Sunday, March 04, 2007

Capsule reviews

  • Hot Wax Zombies on Wheels: There is a level of camp that goes beyond groans and eyerolling straight into actual physical pain, and this movie finds that level and then descends further. A new waxing parlor menaces a small town and turns good townspeople into "ravenous, hairless, horndog zombies." No people eating or rotting undead in this one, but there are plenty of farm animal sound effects and shrieking scenery chewing.

  • The Grapes of Death: A lovely young woman runs screaming through gorgeous, misty French countryside for most of the film. Experimental pesticides have infected local wine production, and anyone drinking the tainted alcohol (and in France, that's everyone) zombifies violently. It's a slow movie, with atypical and occasionally conflicting zombie behavior. The plot, though, is among my favorites (besides zombies, another of my passionate hobbies is wine appreciation).
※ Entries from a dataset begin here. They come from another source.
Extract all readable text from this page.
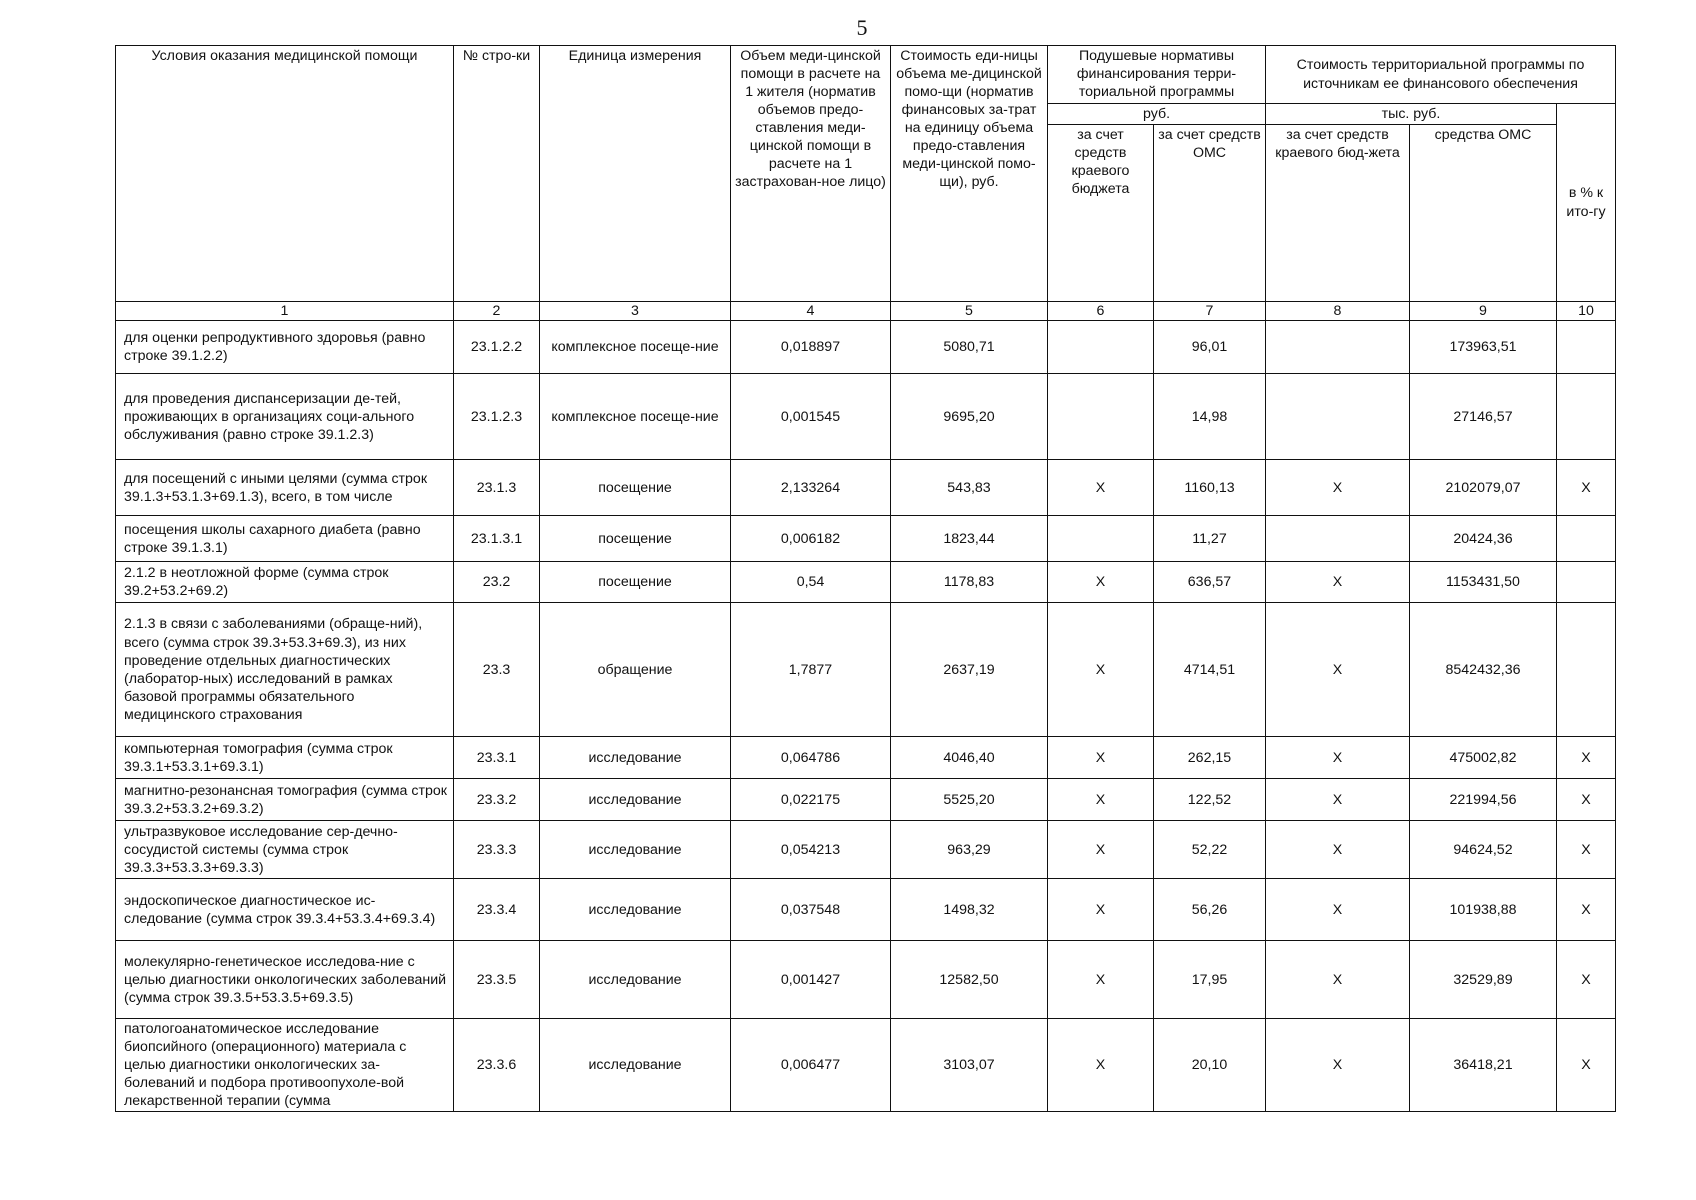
5
Условия оказания медицинской помощи	№ стро-ки	Единица измерения	Объем меди-цинской помощи в расчете на 1 жителя (норматив объемов предо-ставления меди-цинской помощи в расчете на 1 застрахован-ное лицо)	Стоимость еди-ницы объема ме-дицинской помо-щи (норматив финансовых за-трат на единицу объема предо-ставления меди-цинской помо-щи), руб.	Подушевые нормативы финансирования терри-ториальной программы		Стоимость территориальной программы по источникам ее финансового обеспечения		
					руб.		тыс. руб.		в % к ито-гу
					за счет средств краевого бюджета	за счет средств ОМС	за счет средств краевого бюд-жета	средства ОМС	
1	2	3	4	5	6	7	8	9	10
для оценки репродуктивного здоровья (равно строке 39.1.2.2)	23.1.2.2	комплексное посеще-ние	0,018897	5080,71		96,01		173963,51	
для проведения диспансеризации де-тей, проживающих в организациях соци-ального обслуживания (равно строке 39.1.2.3)	23.1.2.3	комплексное посеще-ние	0,001545	9695,20		14,98		27146,57	
для посещений с иными целями (сумма строк 39.1.3+53.1.3+69.1.3), всего, в том числе	23.1.3	посещение	2,133264	543,83	X	1160,13	X	2102079,07	X
посещения школы сахарного диабета (равно строке 39.1.3.1)	23.1.3.1	посещение	0,006182	1823,44		11,27		20424,36	
2.1.2 в неотложной форме (сумма строк 39.2+53.2+69.2)	23.2	посещение	0,54	1178,83	X	636,57	X	1153431,50	
2.1.3 в связи с заболеваниями (обраще-ний), всего (сумма строк 39.3+53.3+69.3), из них проведение отдельных диагностических (лаборатор-ных) исследований в рамках базовой программы обязательного медицинского страхования	23.3	обращение	1,7877	2637,19	X	4714,51	X	8542432,36	
компьютерная томография (сумма строк 39.3.1+53.3.1+69.3.1)	23.3.1	исследование	0,064786	4046,40	X	262,15	X	475002,82	X
магнитно-резонансная томография (сумма строк 39.3.2+53.3.2+69.3.2)	23.3.2	исследование	0,022175	5525,20	X	122,52	X	221994,56	X
ультразвуковое исследование сер-дечно-сосудистой системы (сумма строк 39.3.3+53.3.3+69.3.3)	23.3.3	исследование	0,054213	963,29	X	52,22	X	94624,52	X
эндоскопическое диагностическое ис-следование (сумма строк 39.3.4+53.3.4+69.3.4)	23.3.4	исследование	0,037548	1498,32	X	56,26	X	101938,88	X
молекулярно-генетическое исследова-ние с целью диагностики онкологических заболеваний (сумма строк 39.3.5+53.3.5+69.3.5)	23.3.5	исследование	0,001427	12582,50	X	17,95	X	32529,89	X
патологоанатомическое исследование биопсийного (операционного) материала с целью диагностики онкологических за-болеваний и подбора противоопухоле-вой лекарственной терапии (сумма	23.3.6	исследование	0,006477	3103,07	X	20,10	X	36418,21	X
  • Feeding the Masses: This is a bad, bad movie. I'm going to tell you some things it does well, but please don't forget that it's fundamentally a painful film. Now, when communication majors make a zombie movie, it's natural that they'll be curious about how an undead epidemic affects the news media. Some of the exploration here is interesting-- if being in the right place at the right time could launch Diane Swayer and Ted Koppel, then ambitious young newscasters will quite understandably risk their lives to report from the center of the zombie outbreak. There's also a creepy little strip club scene in which a young soldier conflates his lust for a girl with lust for killing-- it's not a well done scene, but the concept is sound.

  • Raiders of the Living Dead: There was a kid who made a death laser. There were some cars and an island. It hurt. It hurt so bad.

  • Zombiez: Billed as an urban zombie film, I felt cheated by how much of it took place in the woods. Sometimes there was a factory, though. I don't know how the zombies were made, or why they attacked people with sickles and butcher knives, or why the lead character thought she'd find her husband in the forest when he'd been abducted from their city apartment, or who that big bad guy was she tussled with at the end. I do know that if asked to recommend a zombie movie that (more or less) thoughtfully evokes likely issues of zombie infection in America's inner cities, I'm going to name Hood of the Living Dead.

  • Shadow: Dead Riot: It's always a pleasure to see Tony Todd do his thing. He plays Shadow, a sort of necromancer whose execution in prison was merely the prelude to his zombie-based invasion decades later, when a tough girl with a mysterious connection to Shadow is sentenced to the same prison. Did I mention it's a women's prison now? Yep: Tony Todd, zombies, women's prison, even a zombie baby. You already know if you're gonna like this or not.